To increase the maximum container size, determine the required container size from the Drill setting in drill-on-yarn.conf, which you previously set in step 2:
drillbit: {
   memory-mb: 14336
 }

Use this number to set the yarn.scheduler.maximum-allocation-mb parameter in /opt/mapr/hadoop/hadoop-<version>/etc/hadoop.<version>, substituting the number of the version you have installed.

Edit yarn-site.xml to add the following:
<property>
   <name>yarn.scheduler.maximum-allocation-mb</name>
   <value>14336</value>
   <description>Set to allow Drill containers 14G.</description>
 </property>
NOTE
You must update this configuration on every YARN node.

Restart the YARN Resource Manager to pick up change, and use the YARN Resource Manager UI to verify that the maximum container size shows the new value.

Exclude the YARN Container Directory from systemd-tmpfiles

The system puts the YARN Node Manager container files in the /tmp directory. Most system administrators configure systemd-tmpfiles to periodically remove files in /tmp. Since Drill-on-YARN is a long-running YARN application, systemd-tmpfiles can remove Drill’s container files while Drill runs. If this occurs, you must manually shut down the Drill cluster because systemd-tmpfiles will have removed the pid file that YARN needs to manage Drill.

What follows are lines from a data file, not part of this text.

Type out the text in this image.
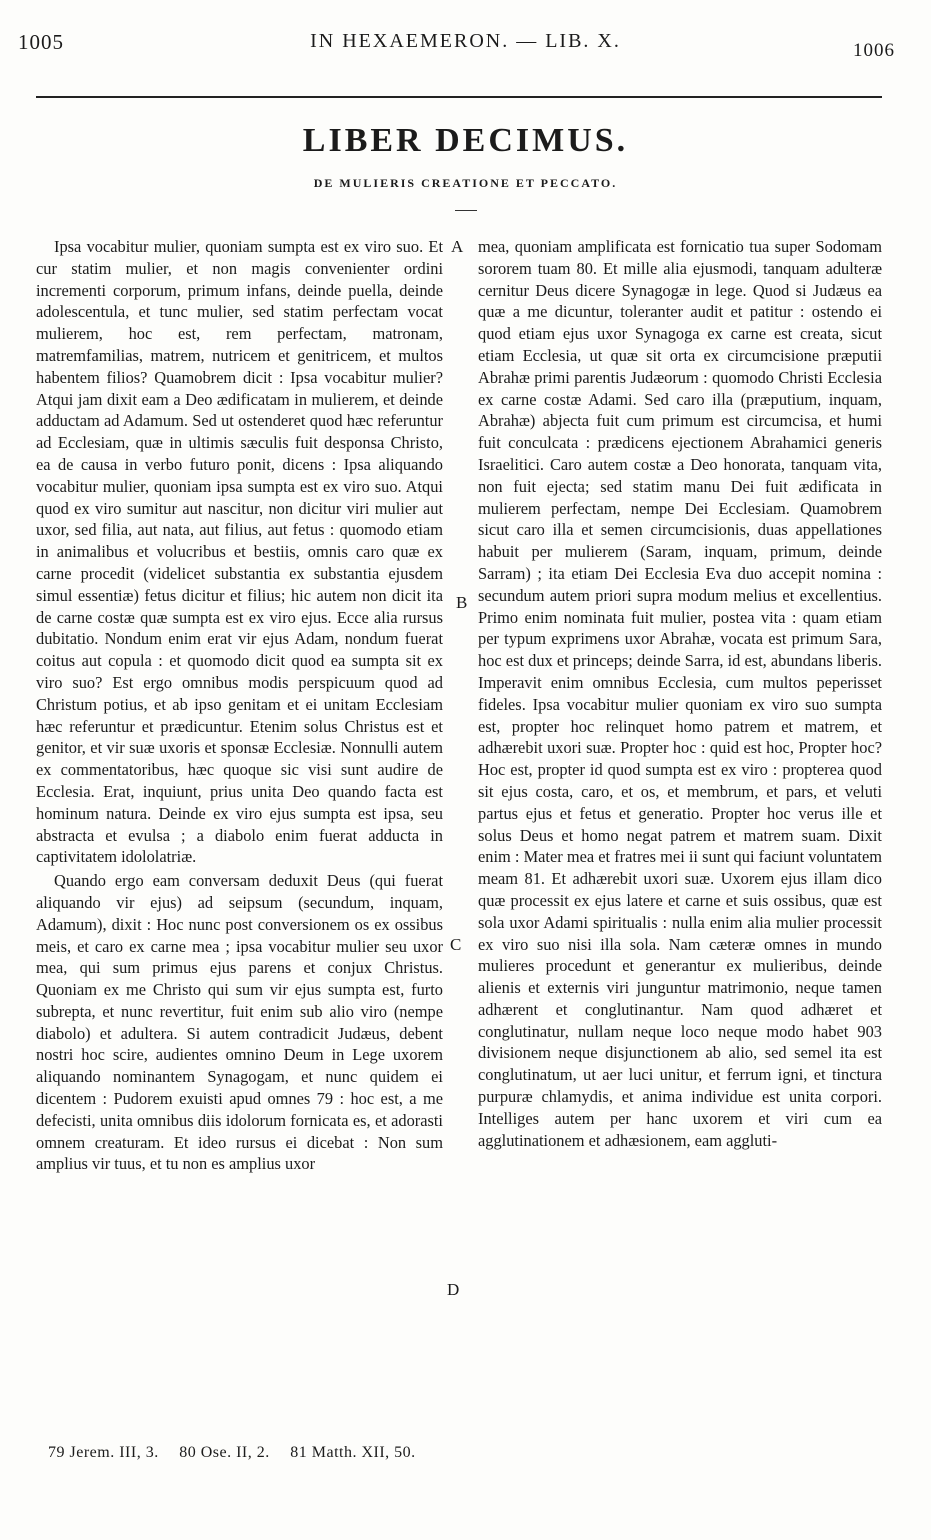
1005	IN HEXAEMERON. — LIB. X.	1006
LIBER DECIMUS.
DE MULIERIS CREATIONE ET PECCATO.

Ipsa vocabitur mulier, quoniam sumpta est ex viro suo. Et cur statim mulier, et non magis convenienter ordini incrementi corporum, primum infans, deinde puella, deinde adolescentula, et tunc mulier, sed statim perfectam vocat mulierem, hoc est, rem perfectam, matronam, matremfamilias, matrem, nutricem et genitricem, et multos habentem filios? Quamobrem dicit : Ipsa vocabitur mulier? Atqui jam dixit eam a Deo ædificatam in mulierem, et deinde adductam ad Adamum. Sed ut ostenderet quod hæc referuntur ad Ecclesiam, quæ in ultimis sæculis fuit desponsa Christo, ea de causa in verbo futuro ponit, dicens : Ipsa aliquando vocabitur mulier, quoniam ipsa sumpta est ex viro suo. Atqui quod ex viro sumitur aut nascitur, non dicitur viri mulier aut uxor, sed filia, aut nata, aut filius, aut fetus : quomodo etiam in animalibus et volucribus et bestiis, omnis caro quæ ex carne procedit (videlicet substantia ex substantia ejusdem simul essentiæ) fetus dicitur et filius; hic autem non dicit ita de carne costæ quæ sumpta est ex viro ejus. Ecce alia rursus dubitatio. Nondum enim erat vir ejus Adam, nondum fuerat coitus aut copula : et quomodo dicit quod ea sumpta sit ex viro suo? Est ergo omnibus modis perspicuum quod ad Christum potius, et ab ipso genitam et ei unitam Ecclesiam hæc referuntur et prædicuntur. Etenim solus Christus est et genitor, et vir suæ uxoris et sponsæ Ecclesiæ. Nonnulli autem ex commentatoribus, hæc quoque sic visi sunt audire de Ecclesia. Erat, inquiunt, prius unita Deo quando facta est hominum natura. Deinde ex viro ejus sumpta est ipsa, seu abstracta et evulsa ; a diabolo enim fuerat adducta in captivitatem idololatriæ.

Quando ergo eam conversam deduxit Deus (qui fuerat aliquando vir ejus) ad seipsum (secundum, inquam, Adamum), dixit : Hoc nunc post conversionem os ex ossibus meis, et caro ex carne mea ; ipsa vocabitur mulier seu uxor mea, qui sum primus ejus parens et conjux Christus. Quoniam ex me Christo qui sum vir ejus sumpta est, furto subrepta, et nunc revertitur, fuit enim sub alio viro (nempe diabolo) et adultera. Si autem contradicit Judæus, debent nostri hoc scire, audientes omnino Deum in Lege uxorem aliquando nominantem Synagogam, et nunc quidem ei dicentem : Pudorem exuisti apud omnes 79 : hoc est, a me defecisti, unita omnibus diis idolorum fornicata es, et adorasti omnem creaturam. Et ideo rursus ei dicebat : Non sum amplius vir tuus, et tu non es amplius uxor

mea, quoniam amplificata est fornicatio tua super Sodomam sororem tuam 80. Et mille alia ejusmodi, tanquam adulteræ cernitur Deus dicere Synagogæ in lege. Quod si Judæus ea quæ a me dicuntur, toleranter audit et patitur : ostendo ei quod etiam ejus uxor Synagoga ex carne est creata, sicut etiam Ecclesia, ut quæ sit orta ex circumcisione præputii Abrahæ primi parentis Judæorum : quomodo Christi Ecclesia ex carne costæ Adami. Sed caro illa (præputium, inquam, Abrahæ) abjecta fuit cum primum est circumcisa, et humi fuit conculcata : prædicens ejectionem Abrahamici generis Israelitici. Caro autem costæ a Deo honorata, tanquam vita, non fuit ejecta; sed statim manu Dei fuit ædificata in mulierem perfectam, nempe Dei Ecclesiam. Quamobrem sicut caro illa et semen circumcisionis, duas appellationes habuit per mulierem (Saram, inquam, primum, deinde Sarram) ; ita etiam Dei Ecclesia Eva duo accepit nomina : secundum autem priori supra modum melius et excellentius. Primo enim nominata fuit mulier, postea vita : quam etiam per typum exprimens uxor Abrahæ, vocata est primum Sara, hoc est dux et princeps; deinde Sarra, id est, abundans liberis. Imperavit enim omnibus Ecclesia, cum multos peperisset fideles. Ipsa vocabitur mulier quoniam ex viro suo sumpta est, propter hoc relinquet homo patrem et matrem, et adhærebit uxori suæ. Propter hoc : quid est hoc, Propter hoc? Hoc est, propter id quod sumpta est ex viro : propterea quod sit ejus costa, caro, et os, et membrum, et pars, et veluti partus ejus et fetus et generatio. Propter hoc verus ille et solus Deus et homo negat patrem et matrem suam. Dixit enim : Mater mea et fratres mei ii sunt qui faciunt voluntatem meam 81. Et adhærebit uxori suæ. Uxorem ejus illam dico quæ processit ex ejus latere et carne et suis ossibus, quæ est sola uxor Adami spiritualis : nulla enim alia mulier processit ex viro suo nisi illa sola. Nam cæteræ omnes in mundo mulieres procedunt et generantur ex mulieribus, deinde alienis et externis viri junguntur matrimonio, neque tamen adhærent et conglutinantur. Nam quod adhæret et conglutinatur, nullam neque loco neque modo habet 903 divisionem neque disjunctionem ab alio, sed semel ita est conglutinatum, ut aer luci unitur, et ferrum igni, et tinctura purpuræ chlamydis, et anima individue est unita corpori. Intelliges autem per hanc uxorem et viri cum ea agglutinationem et adhæsionem, eam aggluti-

A
B
C
D
79 Jerem. III, 3. 80 Ose. II, 2. 81 Matth. XII, 50.
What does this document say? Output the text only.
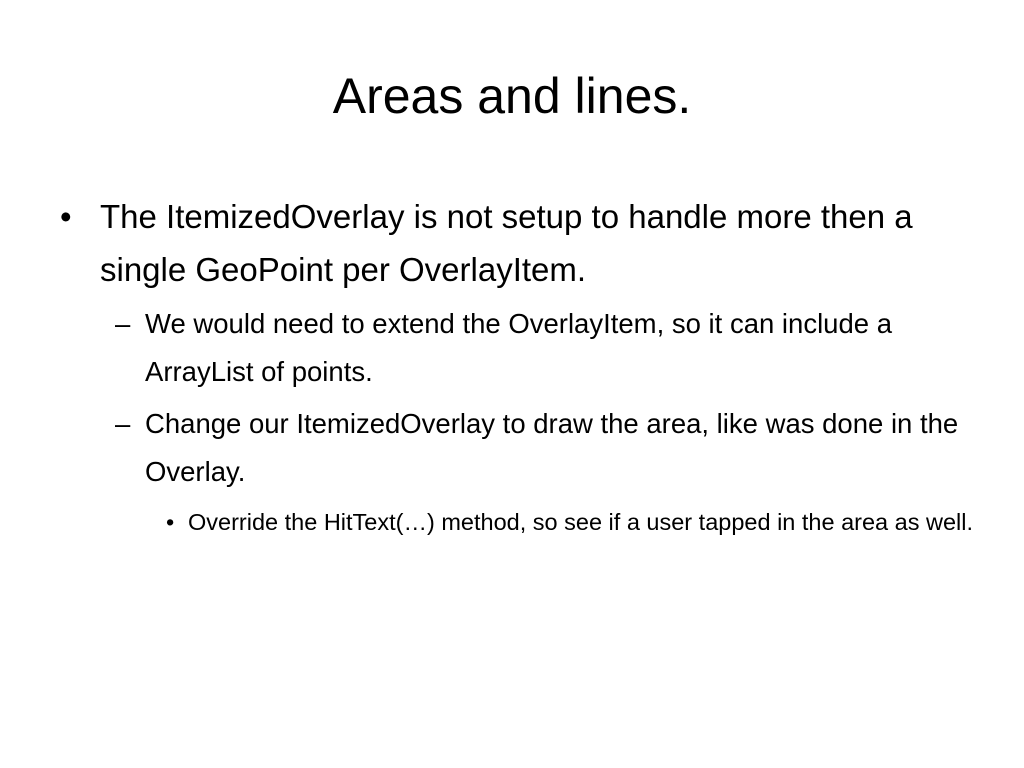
Areas and lines.
• The ItemizedOverlay is not setup to handle more then a single GeoPoint per OverlayItem.
– We would need to extend the OverlayItem, so it can include a ArrayList of points.
– Change our ItemizedOverlay to draw the area, like was done in the Overlay.
• Override the HitText(…) method, so see if a user tapped in the area as well.
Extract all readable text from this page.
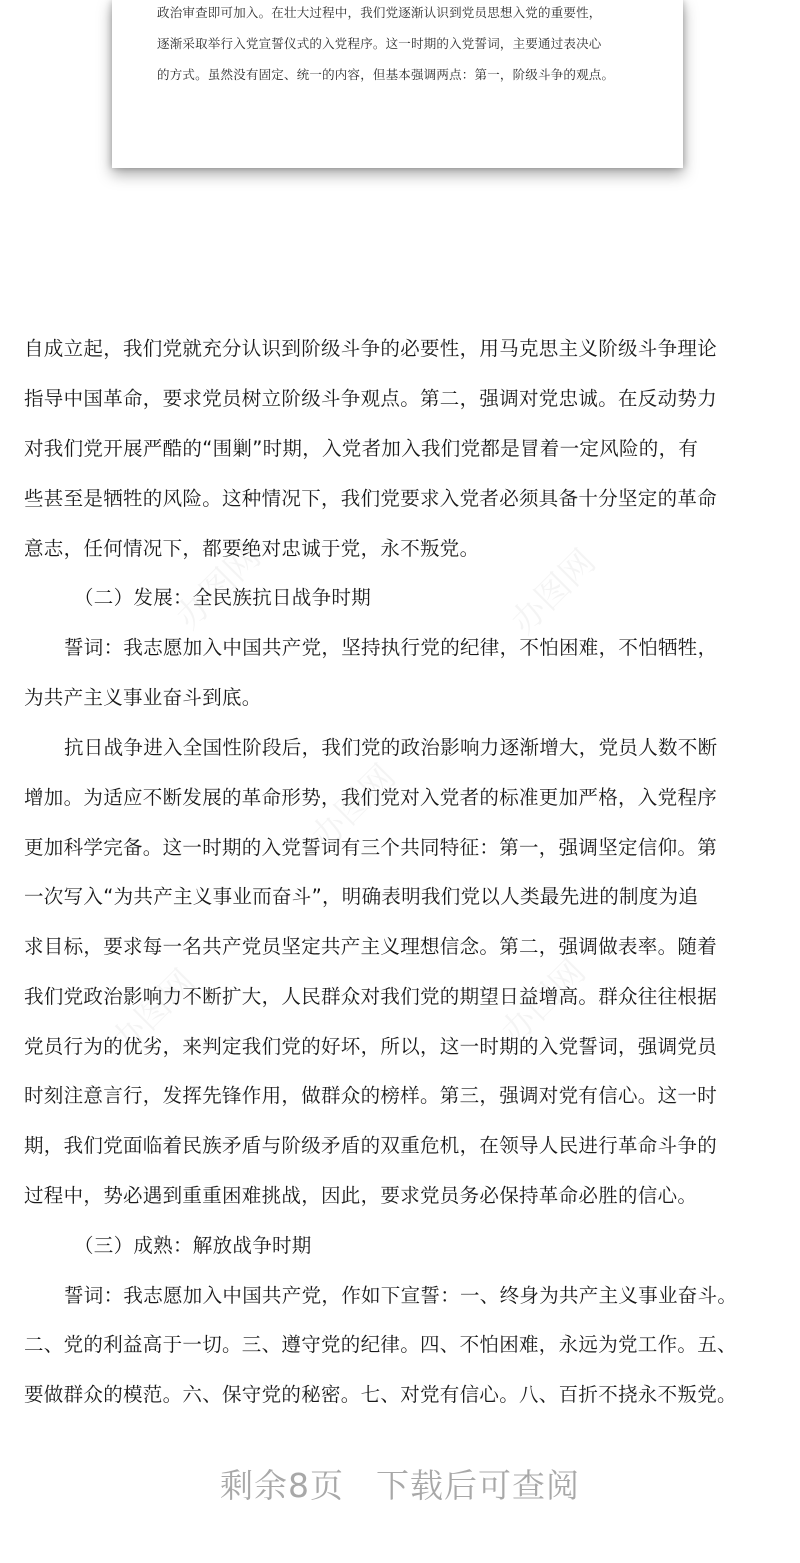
政治审查即可加入。在壮大过程中，我们党逐渐认识到党员思想入党的重要性，
逐渐采取举行入党宣誓仪式的入党程序。这一时期的入党誓词，主要通过表决心
的方式。虽然没有固定、统一的内容，但基本强调两点：第一，阶级斗争的观点。
自成立起，我们党就充分认识到阶级斗争的必要性，用马克思主义阶级斗争理论
指导中国革命，要求党员树立阶级斗争观点。第二，强调对党忠诚。在反动势力
对我们党开展严酷的“围剿”时期，入党者加入我们党都是冒着一定风险的，有
些甚至是牺牲的风险。这种情况下，我们党要求入党者必须具备十分坚定的革命
意志，任何情况下，都要绝对忠诚于党，永不叛党。
（二）发展：全民族抗日战争时期
誓词：我志愿加入中国共产党，坚持执行党的纪律，不怕困难，不怕牺牲，
为共产主义事业奋斗到底。
抗日战争进入全国性阶段后，我们党的政治影响力逐渐增大，党员人数不断
增加。为适应不断发展的革命形势，我们党对入党者的标准更加严格，入党程序
更加科学完备。这一时期的入党誓词有三个共同特征：第一，强调坚定信仰。第
一次写入“为共产主义事业而奋斗”，明确表明我们党以人类最先进的制度为追
求目标，要求每一名共产党员坚定共产主义理想信念。第二，强调做表率。随着
我们党政治影响力不断扩大，人民群众对我们党的期望日益增高。群众往往根据
党员行为的优劣，来判定我们党的好坏，所以，这一时期的入党誓词，强调党员
时刻注意言行，发挥先锋作用，做群众的榜样。第三，强调对党有信心。这一时
期，我们党面临着民族矛盾与阶级矛盾的双重危机，在领导人民进行革命斗争的
过程中，势必遇到重重困难挑战，因此，要求党员务必保持革命必胜的信心。
（三）成熟：解放战争时期
誓词：我志愿加入中国共产党，作如下宣誓：一、终身为共产主义事业奋斗。
二、党的利益高于一切。三、遵守党的纪律。四、不怕困难，永远为党工作。五、
要做群众的模范。六、保守党的秘密。七、对党有信心。八、百折不挠永不叛党。
剩余8页 下载后可查阅
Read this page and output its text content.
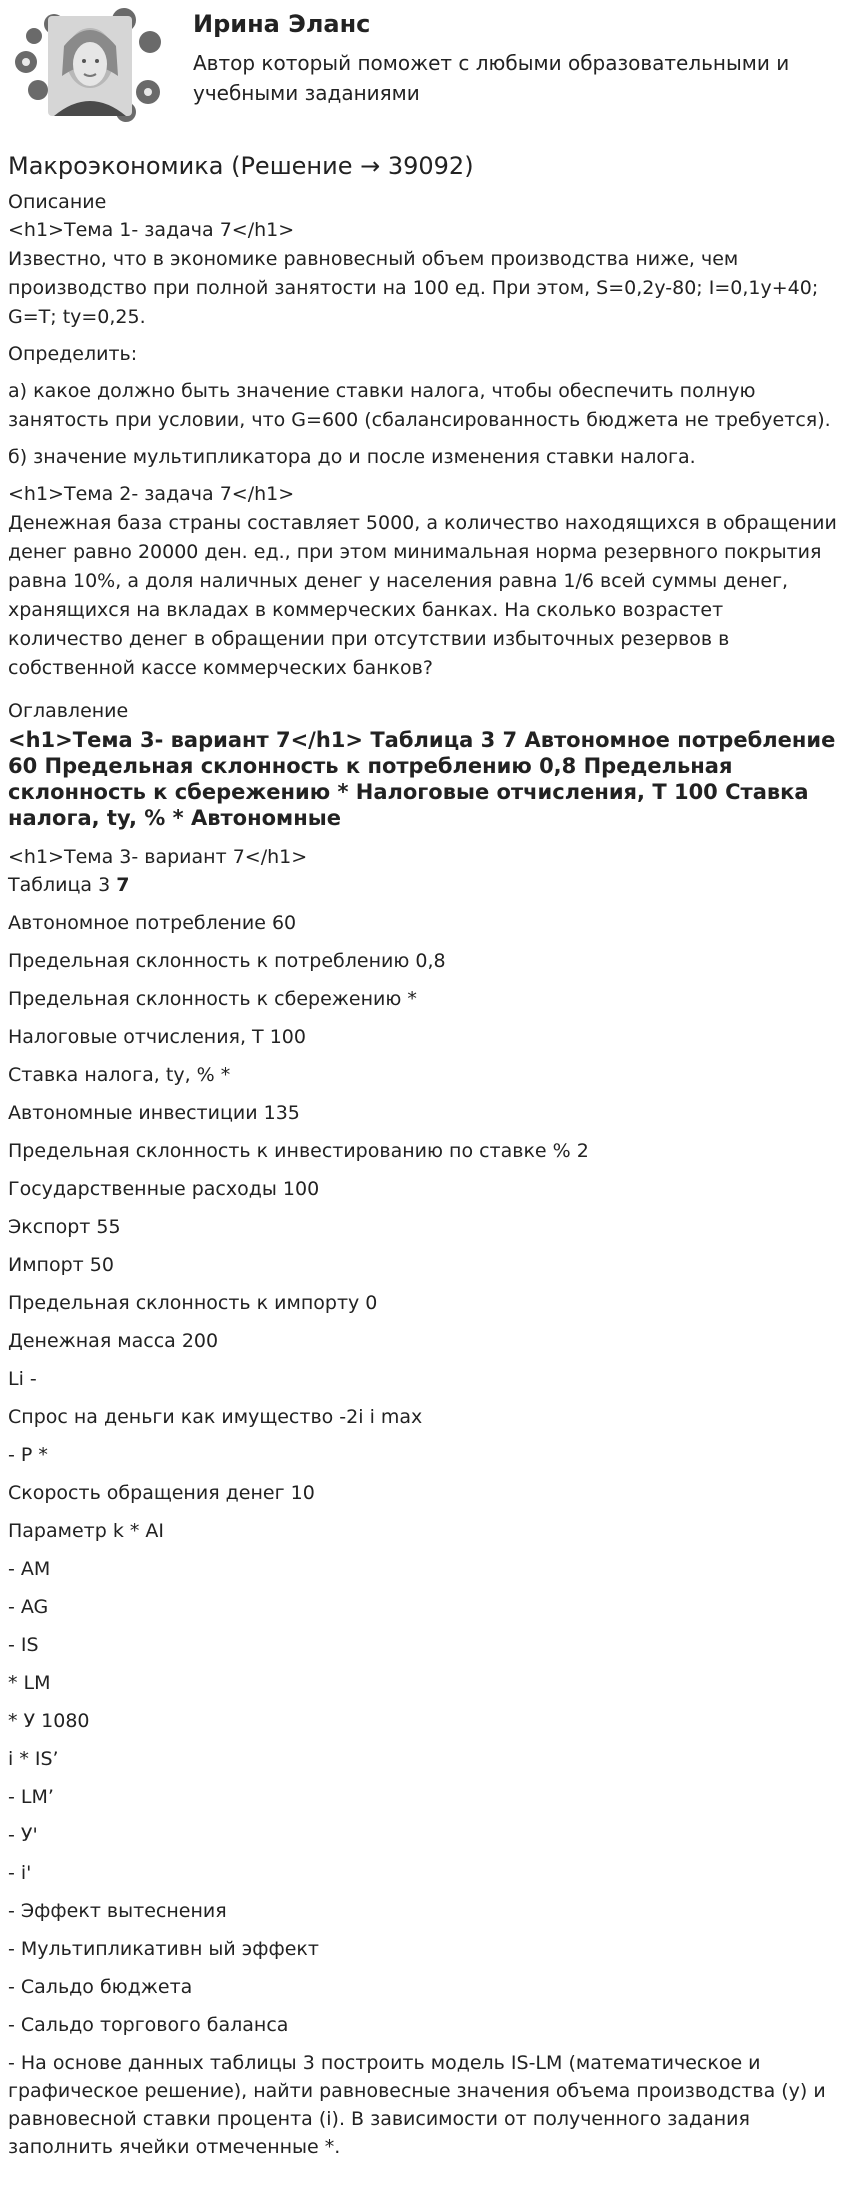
Ирина Эланс
Автор который поможет с любыми образовательными и учебными заданиями
Макроэкономика (Решение → 39092)
Описание
<h1>Тема 1- задача 7</h1>

Известно, что в экономике равновесный объем производства ниже, чем производство при полной занятости на 100 ед. При этом, S=0,2y-80; I=0,1y+40; G=T; ty=0,25.

Определить:

а) какое должно быть значение ставки налога, чтобы обеспечить полную занятость при условии, что G=600 (сбалансированность бюджета не требуется).

б) значение мультипликатора до и после изменения ставки налога.

<h1>Тема 2- задача 7</h1>

Денежная база страны составляет 5000, а количество находящихся в обращении денег равно 20000 ден. ед., при этом минимальная норма резервного покрытия равна 10%, а доля наличных денег у населения равна 1/6 всей суммы денег, хранящихся на вкладах в коммерческих банках. На сколько возрастет количество денег в обращении при отсутствии избыточных резервов в собственной кассе коммерческих банков?

Оглавление
<h1>Тема 3- вариант 7</h1> Таблица 3 7 Автономное потребление 60 Предельная склонность к потреблению 0,8 Предельная склонность к сбережению * Налоговые отчисления, Т 100 Ставка налога, ty, % * Автономные
<h1>Тема 3- вариант 7</h1>
Таблица 3 7
Автономное потребление 60
Предельная склонность к потреблению 0,8
Предельная склонность к сбережению *
Налоговые отчисления, Т 100
Ставка налога, ty, % *
Автономные инвестиции 135
Предельная склонность к инвестированию по ставке % 2
Государственные расходы 100
Экспорт 55
Импорт 50
Предельная склонность к импорту 0
Денежная масса 200
Li -
Спрос на деньги как имущество -2i i max
- Р *
Скорость обращения денег 10
Параметр k * AI
- AM
- AG
- IS
* LM
* У 1080
i * IS’
- LM’
- У'
- i'
- Эффект вытеснения
- Мультипликативн ый эффект
- Сальдо бюджета
- Сальдо торгового баланса
- На основе данных таблицы 3 построить модель IS-LM (математическое и графическое решение), найти равновесные значения объема производства (у) и равновесной ставки процента (i). В зависимости от полученного задания заполнить ячейки отмеченные *.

You can prevent systemd-tmpfiles from cleaning up Drill's container files by adding a new configuration file to /etc/tmpfiles.d/, for example /etc/tmpfiles.d/exclude-nm-local-dir.conf, with the following configuration:
x /tmp/hadoop-mapr/nm-local-dir/*
NOTE
This configuration prevents systemd-tmpfiles from cleaning the /nm-local-dir directory when cleaning /tmp.
Example
$ cat /etc/tmpfiles.d/exclude-nm-local-dir.conf
x /tmp/hadoop-mapr/nm-local-dir/*